Declarative, automatic db migrations using SQL & git as the source of truth
Project description
automigrate
Tool to diff SQL schemas in git and apply the migrations.
Use this if you don't like to manage migrations separately from your declarative schema definitions.
- Warning this is beta software
- Features
- Installation & basic use
- What's happening under the covers
- What does & doesn't work
- Comparison of migration tools
- Using with ORMs
- Kube integration
Beta software
This is beta software and you should be careful with its output.
- Eyeball the migrations before applying them
- Proactively raise github issues for things that seem broken
Features
- Operates on
*.sql
files (i.e. files withcreate table
andcreate index
statements) - Operates on git -- meaning that it tracks the git version of applied migration and can create a SQL migration given two git refs
- Outputs migrations as SQL
- No need to write or store migrations for simple cases -- they're defined bidirectionally in terms of your git history
- Ability to specify migrations manually when needed
- Stores the history of applied migrations in sql in
automigrate_meta
table
Philosophy
- Defining your schema in your ORM is nuts because it ties you to one language, reduces clarity, and sometimes limits SQL features you can use
- Existing migration tools don't pull their weight
- SQL is a more general skill than ORMs and other tools should therefore mirror SQL
- Mirroring live databases to get a schema is insane because are you tunneling to prod to run your linter? Live DB shouldn't be available to developers. Source of truth should be git.
- Schema should be versioned using the same git shas as code so the logic is easy to detect if a deploy requires a migration
Installation & basic use
(note: you can do most of this stuff with kube/migrate.sh
, docs coming)
To install, pip install automig
(or use pip3
if that fails). This should install dependencies and register the automig command.
You can fall back to git+https://github.com/abe-winter/automigrate
if you want latest master.
Typical invocations:
# create an initial migration (also create meta tables)
automig 2801578 'test/schema/*.sql' --initial | psql -h 172.17.0.2 -U postgres --single-transaction
# migrate a database
LAST_SHA=$(psql -h 172.17.0.2 -U postgres -t -c "select sha from automigrate_meta order by id desc limit 1")

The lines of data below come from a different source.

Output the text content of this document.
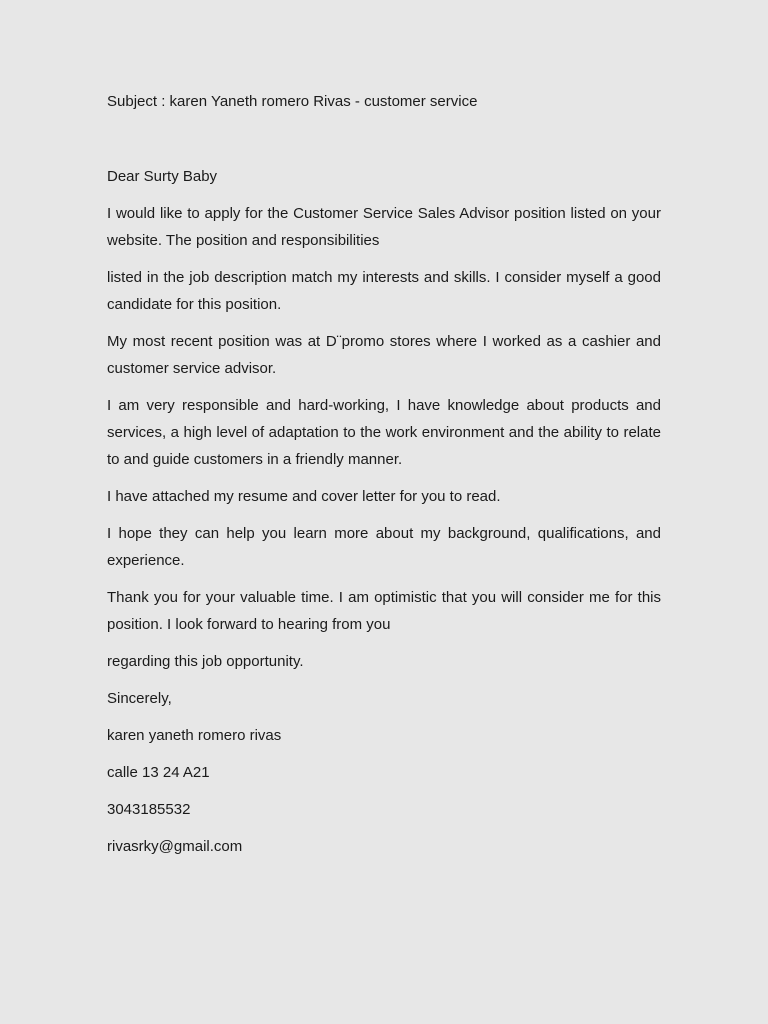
Subject : karen Yaneth romero Rivas - customer service

Dear Surty Baby

I would like to apply for the Customer Service Sales Advisor position listed on your website. The position and responsibilities

listed in the job description match my interests and skills. I consider myself a good candidate for this position.

My most recent position was at D¨promo stores where I worked as a cashier and customer service advisor.

I am very responsible and hard-working, I have knowledge about products and services, a high level of adaptation to the work environment and the ability to relate to and guide customers in a friendly manner.

I have attached my resume and cover letter for you to read.

I hope they can help you learn more about my background, qualifications, and experience.

Thank you for your valuable time. I am optimistic that you will consider me for this position. I look forward to hearing from you

regarding this job opportunity.

Sincerely,

karen yaneth romero rivas

calle 13 24 A21

3043185532

rivasrky@gmail.com
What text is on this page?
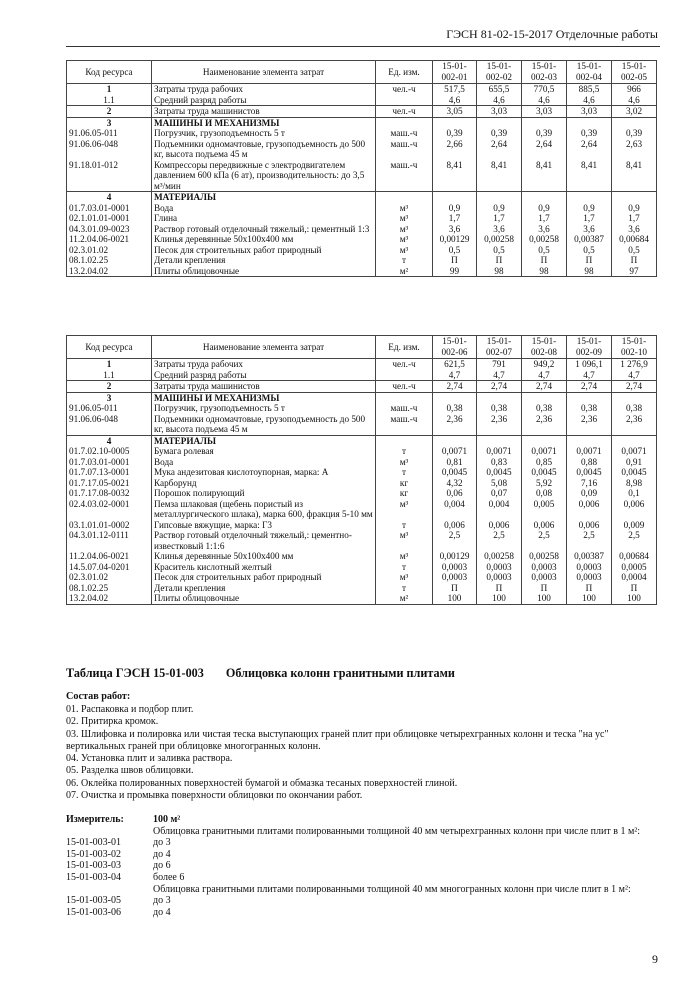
ГЭСН 81-02-15-2017 Отделочные работы
Код ресурса	Наименование элемента затрат	Ед. изм.	15-01-002-01	15-01-002-02	15-01-002-03	15-01-002-04	15-01-002-05
1	Затраты труда рабочих	чел.-ч	517,5	655,5	770,5	885,5	966
1.1	Средний разряд работы		4,6	4,6	4,6	4,6	4,6
2	Затраты труда машинистов	чел.-ч	3,05	3,03	3,03	3,03	3,02
3	МАШИНЫ И МЕХАНИЗМЫ						
91.06.05-011	Погрузчик, грузоподъемность 5 т	маш.-ч	0,39	0,39	0,39	0,39	0,39
91.06.06-048	Подъемники одномачтовые, грузоподъемность до 500 кг, высота подъема 45 м	маш.-ч	2,66	2,64	2,64	2,64	2,63
91.18.01-012	Компрессоры передвижные с электродвигателем давлением 600 кПа (6 ат), производительность: до 3,5 м³/мин	маш.-ч	8,41	8,41	8,41	8,41	8,41
4	МАТЕРИАЛЫ						
01.7.03.01-0001	Вода	м³	0,9	0,9	0,9	0,9	0,9
02.1.01.01-0001	Глина	м³	1,7	1,7	1,7	1,7	1,7
04.3.01.09-0023	Раствор готовый отделочный тяжелый,: цементный 1:3	м³	3,6	3,6	3,6	3,6	3,6
11.2.04.06-0021	Клинья деревянные 50x100x400 мм	м³	0,00129	0,00258	0,00258	0,00387	0,00684
02.3.01.02	Песок для строительных работ природный	м³	0,5	0,5	0,5	0,5	0,5
08.1.02.25	Детали крепления	т	П	П	П	П	П
13.2.04.02	Плиты облицовочные	м²	99	98	98	98	97
Код ресурса	Наименование элемента затрат	Ед. изм.	15-01-002-06	15-01-002-07	15-01-002-08	15-01-002-09	15-01-002-10
1	Затраты труда рабочих	чел.-ч	621,5	791	949,2	1 096,1	1 276,9
1.1	Средний разряд работы		4,7	4,7	4,7	4,7	4,7
2	Затраты труда машинистов	чел.-ч	2,74	2,74	2,74	2,74	2,74
3	МАШИНЫ И МЕХАНИЗМЫ						
91.06.05-011	Погрузчик, грузоподъемность 5 т	маш.-ч	0,38	0,38	0,38	0,38	0,38
91.06.06-048	Подъемники одномачтовые, грузоподъемность до 500 кг, высота подъема 45 м	маш.-ч	2,36	2,36	2,36	2,36	2,36
4	МАТЕРИАЛЫ						
01.7.02.10-0005	Бумага ролевая	т	0,0071	0,0071	0,0071	0,0071	0,0071
01.7.03.01-0001	Вода	м³	0,81	0,83	0,85	0,88	0,91
01.7.07.13-0001	Мука андезитовая кислотоупорная, марка: А	т	0,0045	0,0045	0,0045	0,0045	0,0045
01.7.17.05-0021	Карборунд	кг	4,32	5,08	5,92	7,16	8,98
01.7.17.08-0032	Порошок полирующий	кг	0,06	0,07	0,08	0,09	0,1
02.4.03.02-0001	Пемза шлаковая (щебень пористый из металлургического шлака), марка 600, фракция 5-10 мм	м³	0,004	0,004	0,005	0,006	0,006
03.1.01.01-0002	Гипсовые вяжущие, марка: Г3	т	0,006	0,006	0,006	0,006	0,009
04.3.01.12-0111	Раствор готовый отделочный тяжелый,: цементно-известковый 1:1:6	м³	2,5	2,5	2,5	2,5	2,5
11.2.04.06-0021	Клинья деревянные 50x100x400 мм	м³	0,00129	0,00258	0,00258	0,00387	0,00684
14.5.07.04-0201	Краситель кислотный желтый	т	0,0003	0,0003	0,0003	0,0003	0,0005
02.3.01.02	Песок для строительных работ природный	м³	0,0003	0,0003	0,0003	0,0003	0,0004
08.1.02.25	Детали крепления	т	П	П	П	П	П
13.2.04.02	Плиты облицовочные	м²	100	100	100	100	100
Таблица ГЭСН 15-01-003 Облицовка колонн гранитными плитами
Состав работ:
01. Распаковка и подбор плит.
02. Притирка кромок.
03. Шлифовка и полировка или чистая теска выступающих граней плит при облицовке четырехгранных колонн и теска "на ус" вертикальных граней при облицовке многогранных колонн.
04. Установка плит и заливка раствора.
05. Разделка швов облицовки.
06. Оклейка полированных поверхностей бумагой и обмазка тесаных поверхностей глиной.
07. Очистка и промывка поверхности облицовки по окончании работ.
Измеритель:	100 м²
Облицовка гранитными плитами полированными толщиной 40 мм четырехгранных колонн при числе плит в 1 м²:
15-01-003-01	до 3
15-01-003-02	до 4
15-01-003-03	до 6
15-01-003-04	более 6
Облицовка гранитными плитами полированными толщиной 40 мм многогранных колонн при числе плит в 1 м²:
15-01-003-05	до 3
15-01-003-06	до 4
9
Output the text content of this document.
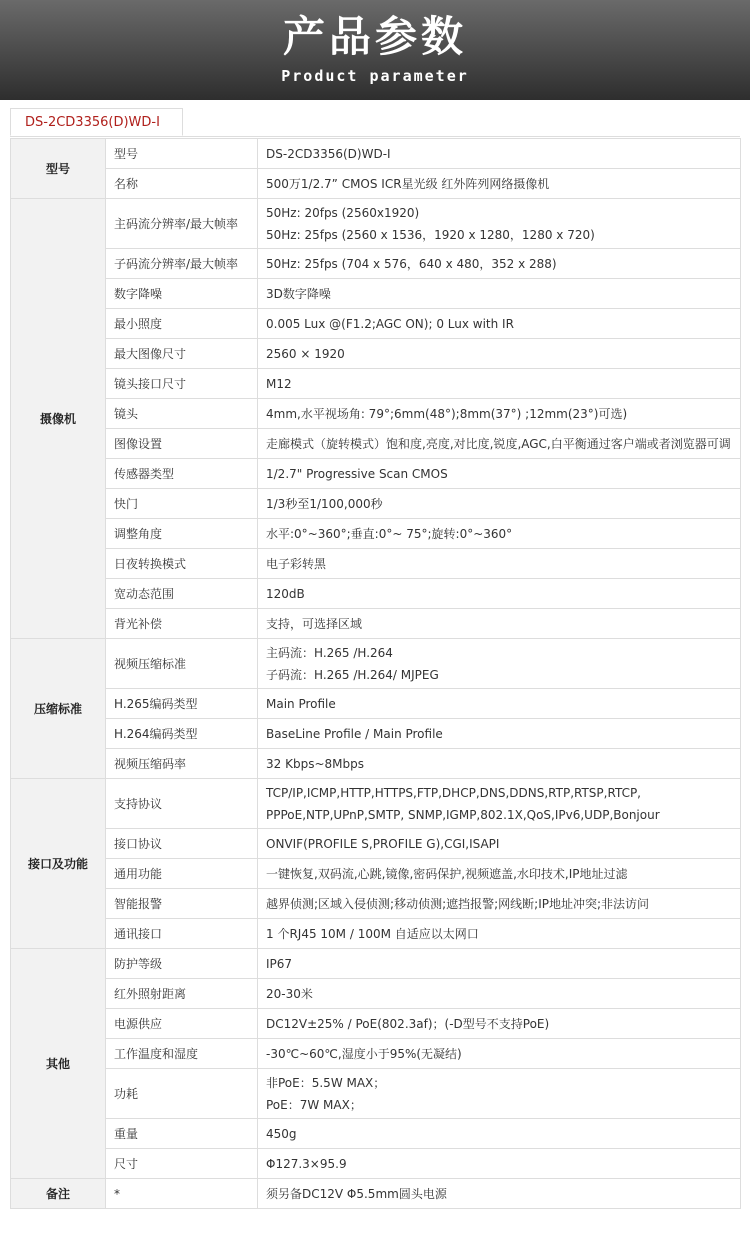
产品参数
Product parameter
DS-2CD3356(D)WD-I
型号	型号	DS-2CD3356(D)WD-I

	名称	500万1/2.7” CMOS ICR星光级 红外阵列网络摄像机

摄像机	主码流分辨率/最大帧率	50Hz: 20fps (2560x1920)
50Hz: 25fps (2560 x 1536，1920 x 1280，1280 x 720)

	子码流分辨率/最大帧率	50Hz: 25fps (704 x 576，640 x 480，352 x 288)

	数字降噪	3D数字降噪

	最小照度	0.005 Lux @(F1.2;AGC ON); 0 Lux with IR

	最大图像尺寸	2560 × 1920

	镜头接口尺寸	M12

	镜头	4mm,水平视场角: 79°;6mm(48°);8mm(37°) ;12mm(23°)可选)

	图像设置	走廊模式（旋转模式）饱和度,亮度,对比度,锐度,AGC,白平衡通过客户端或者浏览器可调

	传感器类型	1/2.7" Progressive Scan CMOS

	快门	1/3秒至1/100,000秒

	调整角度	水平:0°~360°;垂直:0°~ 75°;旋转:0°~360°

	日夜转换模式	电子彩转黑

	宽动态范围	120dB

	背光补偿	支持，可选择区域

压缩标准	视频压缩标准	主码流：H.265 /H.264
子码流：H.265 /H.264/ MJPEG

	H.265编码类型	Main Profile

	H.264编码类型	BaseLine Profile / Main Profile

	视频压缩码率	32 Kbps~8Mbps

接口及功能	支持协议	TCP/IP,ICMP,HTTP,HTTPS,FTP,DHCP,DNS,DDNS,RTP,RTSP,RTCP,
PPPoE,NTP,UPnP,SMTP, SNMP,IGMP,802.1X,QoS,IPv6,UDP,Bonjour

	接口协议	ONVIF(PROFILE S,PROFILE G),CGI,ISAPI

	通用功能	一键恢复,双码流,心跳,镜像,密码保护,视频遮盖,水印技术,IP地址过滤

	智能报警	越界侦测;区域入侵侦测;移动侦测;遮挡报警;网线断;IP地址冲突;非法访问

	通讯接口	1 个RJ45 10M / 100M 自适应以太网口

其他	防护等级	IP67

	红外照射距离	20-30米

	电源供应	DC12V±25% / PoE(802.3af)；(-D型号不支持PoE)

	工作温度和湿度	-30℃~60℃,湿度小于95%(无凝结)

	功耗	非PoE：5.5W MAX；
PoE：7W MAX；

	重量	450g

	尺寸	Φ127.3×95.9

备注	*	须另备DC12V Φ5.5mm圆头电源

echo migrating from $LAST_SHA
automig $LAST_SHA...f8b1048 'test/schema/*.sql' | psql -h 172.17.0.2 -U postgres --single-transaction
# I guess you can just migrate to HEAD if you're feeling lucky
automig $LAST_SHA...HEAD 'test/schema/*.sql' | psql -h 172.17.0.2 -U postgres --single-transaction
What's happening under the covers
Nothing fancy. When you run automig 2801578...f8b1048 'test/schema/*.sql'
(these are real SHAs in this git repo and will work if you clone the repo), it outputs:
-- changeset created from Namespace(glob='test/schema/*.sql', initial=False, opaque=False, ref='2801578...f8b1048', update_meta=False) at 2019-12-27 15:07:51.545551
-- changes for 2ff9297.t1
alter table t1 add column b int;
-- changes for f8b1048.t1
create index t1a on t1 (a);
-- changes for f8b1048.t2
create table t2 (a int primary key);
insert into automigrate_meta (fromsha, sha, automig_version, opaque) values ('2801578', '2ff9297cb26c9491c159af728ad6734ad06f8542', '0.0.16', false);
insert into automigrate_meta (fromsha, sha, automig_version, opaque) values ('2ff9297cb26c9491c159af728ad6734ad06f8542', 'f8b1048fd12b6ef41568801867b67d3ca74904f3', '0.0.16', false);
What does & doesn't work
- Adding tables, indexes and columns should mostly work
- drop column works
- modifying columns partially works, supports changes to types, defaults, nullable. Read the
diff_column()
function for up-to-date information and file bugs for specific holes. - add, drop and change primary keys
- For diffs that are erroring, you can override with a .manualmig.yml file
- not sure if postgres 'partition by' is supported but the differ will become very upset if you change it
- Be careful with using unescaped keywords as names (i.e. a table named table) -- you'll likely confuse the parser even where your sql engine allows it
- This hasn't been tested on a wide range of syntax (i.e. arrays / json)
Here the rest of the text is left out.